None of these positive developments took place without a good deal of bungling and cruelty and unintended consequences of their own. I don’t know of a satisfactory way of evaluating one against the other any more than I quite know how to balance the disgrace of Abu Ghraib, say, against the digging up of Saddam’s immense network of mass graves. There is, however, one position that nobody can honestly hold but that many people try their best to hold. And that is what I call the Bishop Berkeley theory of Iraq, whereby if a country collapses and succumbs to trauma, and it’s not our immediate fault or direct responsibility, then it doesn’t count, and we are not involved.

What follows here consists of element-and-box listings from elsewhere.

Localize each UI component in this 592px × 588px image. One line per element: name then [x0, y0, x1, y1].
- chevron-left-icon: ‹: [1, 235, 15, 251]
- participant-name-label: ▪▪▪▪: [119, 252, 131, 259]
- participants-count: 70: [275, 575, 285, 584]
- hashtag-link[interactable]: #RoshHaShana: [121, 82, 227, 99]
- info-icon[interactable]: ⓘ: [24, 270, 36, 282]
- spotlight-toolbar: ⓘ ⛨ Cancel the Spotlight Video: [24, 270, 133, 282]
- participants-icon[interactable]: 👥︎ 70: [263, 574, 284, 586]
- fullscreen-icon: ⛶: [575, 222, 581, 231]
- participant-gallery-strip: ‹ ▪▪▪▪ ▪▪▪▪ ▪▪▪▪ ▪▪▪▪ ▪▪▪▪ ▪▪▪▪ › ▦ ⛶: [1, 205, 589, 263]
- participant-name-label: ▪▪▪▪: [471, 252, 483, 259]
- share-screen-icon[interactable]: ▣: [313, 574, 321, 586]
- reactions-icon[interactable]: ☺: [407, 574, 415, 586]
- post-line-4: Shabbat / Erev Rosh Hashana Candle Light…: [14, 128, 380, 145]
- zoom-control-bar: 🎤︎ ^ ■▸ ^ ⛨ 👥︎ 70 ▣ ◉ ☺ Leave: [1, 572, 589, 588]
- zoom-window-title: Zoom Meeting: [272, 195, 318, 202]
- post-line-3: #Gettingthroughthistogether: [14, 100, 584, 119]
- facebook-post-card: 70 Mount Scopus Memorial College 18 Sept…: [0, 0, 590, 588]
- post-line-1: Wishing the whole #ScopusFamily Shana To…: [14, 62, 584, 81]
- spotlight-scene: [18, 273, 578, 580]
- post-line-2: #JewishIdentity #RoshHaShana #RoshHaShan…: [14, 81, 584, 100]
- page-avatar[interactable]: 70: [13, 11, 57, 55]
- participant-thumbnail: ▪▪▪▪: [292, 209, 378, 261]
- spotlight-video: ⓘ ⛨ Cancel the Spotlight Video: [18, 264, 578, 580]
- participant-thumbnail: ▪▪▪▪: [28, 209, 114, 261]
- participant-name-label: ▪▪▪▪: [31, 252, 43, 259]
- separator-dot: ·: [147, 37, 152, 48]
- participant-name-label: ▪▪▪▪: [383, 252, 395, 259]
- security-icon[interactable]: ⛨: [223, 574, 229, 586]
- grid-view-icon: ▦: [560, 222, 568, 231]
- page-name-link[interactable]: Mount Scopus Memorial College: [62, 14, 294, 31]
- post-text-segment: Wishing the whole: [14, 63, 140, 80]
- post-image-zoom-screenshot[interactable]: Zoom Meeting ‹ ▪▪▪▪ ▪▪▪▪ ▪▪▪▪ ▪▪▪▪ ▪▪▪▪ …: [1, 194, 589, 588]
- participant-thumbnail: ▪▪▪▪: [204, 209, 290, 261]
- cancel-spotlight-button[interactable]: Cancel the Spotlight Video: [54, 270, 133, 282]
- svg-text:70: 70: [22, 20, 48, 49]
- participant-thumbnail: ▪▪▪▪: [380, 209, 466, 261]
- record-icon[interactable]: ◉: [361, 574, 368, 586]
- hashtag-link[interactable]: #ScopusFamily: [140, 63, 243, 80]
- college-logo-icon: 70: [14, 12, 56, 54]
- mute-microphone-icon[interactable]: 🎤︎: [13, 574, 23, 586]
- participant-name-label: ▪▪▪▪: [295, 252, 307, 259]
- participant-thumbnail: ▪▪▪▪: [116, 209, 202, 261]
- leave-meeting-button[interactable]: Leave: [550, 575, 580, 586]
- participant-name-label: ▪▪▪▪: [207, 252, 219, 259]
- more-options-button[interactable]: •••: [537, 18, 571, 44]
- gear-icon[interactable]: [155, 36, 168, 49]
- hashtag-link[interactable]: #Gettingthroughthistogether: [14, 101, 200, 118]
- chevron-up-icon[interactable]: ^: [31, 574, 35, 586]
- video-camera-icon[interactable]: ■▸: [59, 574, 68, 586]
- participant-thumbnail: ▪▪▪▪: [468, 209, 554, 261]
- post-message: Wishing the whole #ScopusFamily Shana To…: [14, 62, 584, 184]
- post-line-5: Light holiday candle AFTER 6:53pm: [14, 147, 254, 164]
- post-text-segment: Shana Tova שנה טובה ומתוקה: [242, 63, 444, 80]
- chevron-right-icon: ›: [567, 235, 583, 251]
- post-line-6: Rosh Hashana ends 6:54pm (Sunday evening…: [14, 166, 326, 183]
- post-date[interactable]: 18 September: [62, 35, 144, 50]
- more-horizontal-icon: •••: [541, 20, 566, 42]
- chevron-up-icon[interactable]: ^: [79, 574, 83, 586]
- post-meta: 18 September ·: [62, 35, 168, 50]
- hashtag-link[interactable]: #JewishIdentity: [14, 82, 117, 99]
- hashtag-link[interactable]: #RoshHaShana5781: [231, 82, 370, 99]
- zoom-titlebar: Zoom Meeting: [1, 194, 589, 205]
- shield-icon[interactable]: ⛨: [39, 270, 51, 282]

Nonetheless, the very thing that most repels people when they contemplate Iraq, which is the chaos and misery and fragmentation (and the deliberate intensification and augmentation of all this by the jihadists), invites the inescapable question: What would post-Saddam Iraq have looked like without a coalition presence?

To editorialize, I think that a post-Saddam Iraq without coalition presence would have looked a lot better if only because a board cross-sectarian, cross-ethnic coalition in Iraq–with internal rules on disagreement and decision making–would have been necessary to overthrow a Ba’athist state.  Call it the Solidarnosc  (Poland) model of overthrowing a dictatorship, where, at least in that case, the seeds of democratic  coexistence was developed and instituted inside the movement itself.